Bei RX findet kein Preiskampf statt. Die KK bezahlen an Versender und Vor Ort Apotheken das gleiche. Es geht rein um a) das Verschenken von Geld ( Zuzahlugsbefreite ) bzw. b) die Übernahme der Zuzahlung. Beides nur möglich weil Aktionäre und Saudis Geld in die Versender pumpen.

Wenn das die EU wirklich so in der Gesundheitsversorgung will, und die Bundesregierung sich nicht endlich klar dagegen stemmt, sollten wir endlich die Lieferveträge kündigen und sollten ein neues Vergütungskonzept aushandeln.

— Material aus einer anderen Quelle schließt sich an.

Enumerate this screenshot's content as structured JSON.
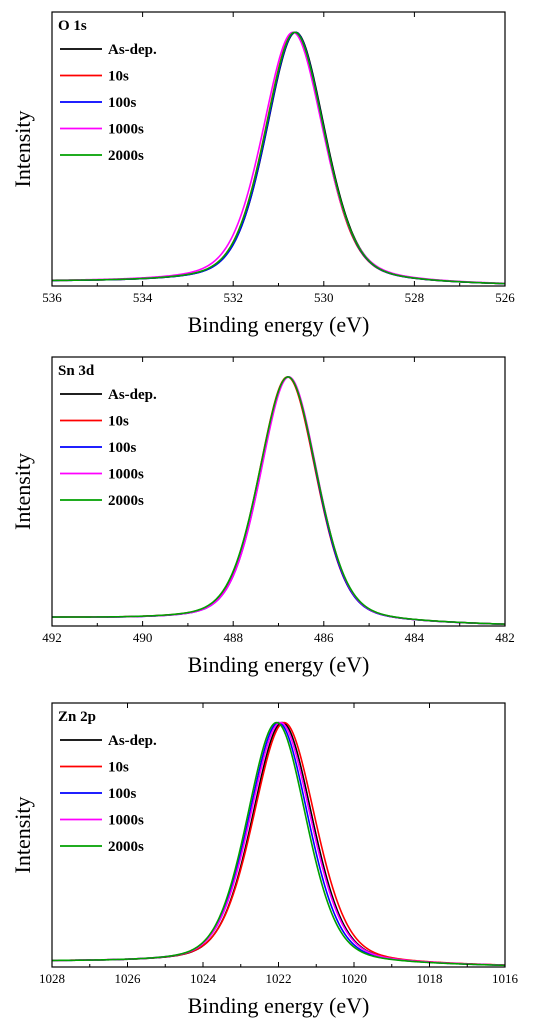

Ebenso ist endlich mal klar zu stellen, dass es sich bei RX um keine normale Ware handelt und somit die Warenverkehrsfreiheit nicht zutrifft. Die RX Menge lässt sich durch billigere Preise und / oder Werbung nicht steigern. Der Arzt verschreibt deshalb nicht mehr. Es handelt sich also um keine NORMALE Ware. Was in den Versand wandert ist für die Vor Ort Apotheke verloren und das Sterben geht munter weiter.

AW: Preiskampf ist kein Stilmittel

von Reinhard Rodiger am 18.07.2019 um 8:13 Uhr

Dem Kunden ist doch egal, was die Kasse zahlt.Für ihn zählt, was er zahlt.Also wird der "Kauf" billiger.Wenn der eine das anbieten kann,der andere nicht, dann ist das Preiskampf.Sicher die Menge ist dadurch nicht steigerbar, aber sie wird lenkbar.Das wird als Wettbewerb missverstanden.Das Resultat ist Verdrängung.Das beinhaltet Versorgungsgefährdung und damit potentiellen Verbraucherschaden.Es geht nur in zweiter Linie um uns.Es geht um das Verständnis der Methode.So führen ja auch erzwungene Preissenkungen durch KK zu Lieferengpässen.Ebenso ein Marktdominanzergebnis wie Lenkung der Warenströme durch Kapitaleinsatz.

AW: Preiskampf ist kein Stilmittel

von Karl Friedrich Müller am 18.07.2019 um 8:37 Uhr

Ja, Herr Rodiger.
Es ist zum Heulen, dass das niemand kapieren will. Es ist so offensichtlich, dass mann kein "Experte" sein muss, um das zu verstehen.
Aber die "echten Experten", oder besser, diejenigen, die sich dafür halten, sind von jeder Vernunft befreit. So auch die ABDA.